Heart failure (HF) is a leading cause of morbidity and mortality worldwide. In the absence of meaningful regeneration, the adult mammalian heart undergoes pathological remodeling after myocardial infarction (MI), which contributes to the development of HF. In contrast, the neonatal heart can regenerate after injury such as MI, primarily because neonatal cardiomyocytes (CMs) respond to proliferative signaling. After birth, the vast majority of CMs withdraw from the cell cycle and lose the ability to fully regenerate the myocardium after injury. Recent evidence shows that adult mammalian CMs harbor measurable, but limited, proliferative potential. The ability of CMs to proliferate and regenerate the neonatal heart suggests a distinct molecular and cellular signature that is largely lost as CMs transition to adulthood. Understanding the mechanisms regulating CM cell cycle during developmental stages and inability to divide as observed in the adult heart represents a challenge, but may allow development of strategies for adult heart regeneration. Recently, we have identified a novel role for proto- oncogene Casitas b-lineage lymphoma (Cbl) in CM survival and death. Loss-of-Cbl function was associated with decreased CM death, increased angiogenesis and improved cardiac contractile function, demonstrating a role of Cbl in cardioprotection. Preliminary data shows that Cbl deficiency is associated with increased CM proliferation in adult mice after MI, suggesting an unrecognized role of Cbl in cardiac regeneration. Analysis of CM proliferation in neonatal mouse heart further supports this hypothesis and shows a marked increase in the rate of cycling CMs in Cbl knockout compared to wild-type (WT) mice. Cbl function is dependent on the activation of its E3 ubiquitin ligase activity, which negatively regulates receptor tyrosine kinase (RTK) signaling, and/or on its adaptor functions that mediate Cbl interaction with several molecules including phosphoinositide-3 kinase (PI3K). Our analysis of Cbl activation suggests a differential role of Cbl domains in regulating CM proliferation or death in response to external stimuli. Based on these preliminary data, we hypothesize that aberrant activation of Cbl E3 ubiquitin ligase activity negatively regulates receptor tyrosine kinase (RTK) signaling and CM proliferation, while increased Cbl interaction with PI3K mediates CM survival and proliferation and improves cardiac regeneration and function.
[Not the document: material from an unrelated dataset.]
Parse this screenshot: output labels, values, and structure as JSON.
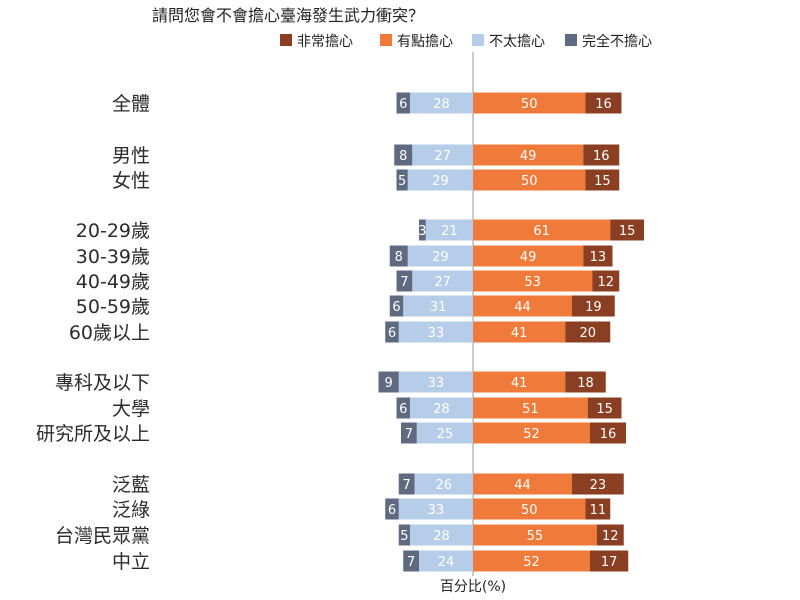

In aim 1, we will determine the effects of gain- and loss-of-Cbl function on CM proliferation during post-natal heart development.
In aim 2, we will investigate the impact of Cbl expression in CM proliferation following MI in both neonate and adult mice. Finally, aim 3 will define the molecular mechanisms by which Cbl affects CM proliferation and cardiac regeneration in neonatal and adult heart. The proposed experiments will provide new insights into the mechanisms whereby Cbl modulates CM proliferation and differentiation in neonatal and adult heart after MI and use our new understanding of Cbl function to uncover new approaches to enhance cardiac repair/regeneration post-MI.
Heart failure is a leading cause of morbidity and mortality worldwide. In the absence of meaningful regeneration, the adult mammalian heart undergoes pathological remodeling after myocardial infarction, which contributes to the development of heart failure. This project investigates the pathophysiological role of E3 ubiquitin ligase and adaptor molecule Cbl on cardiac regeneration after MI, which may help uncover new approaches to establish an effective therapeutic strategy for heart failure post-myocardial infarction.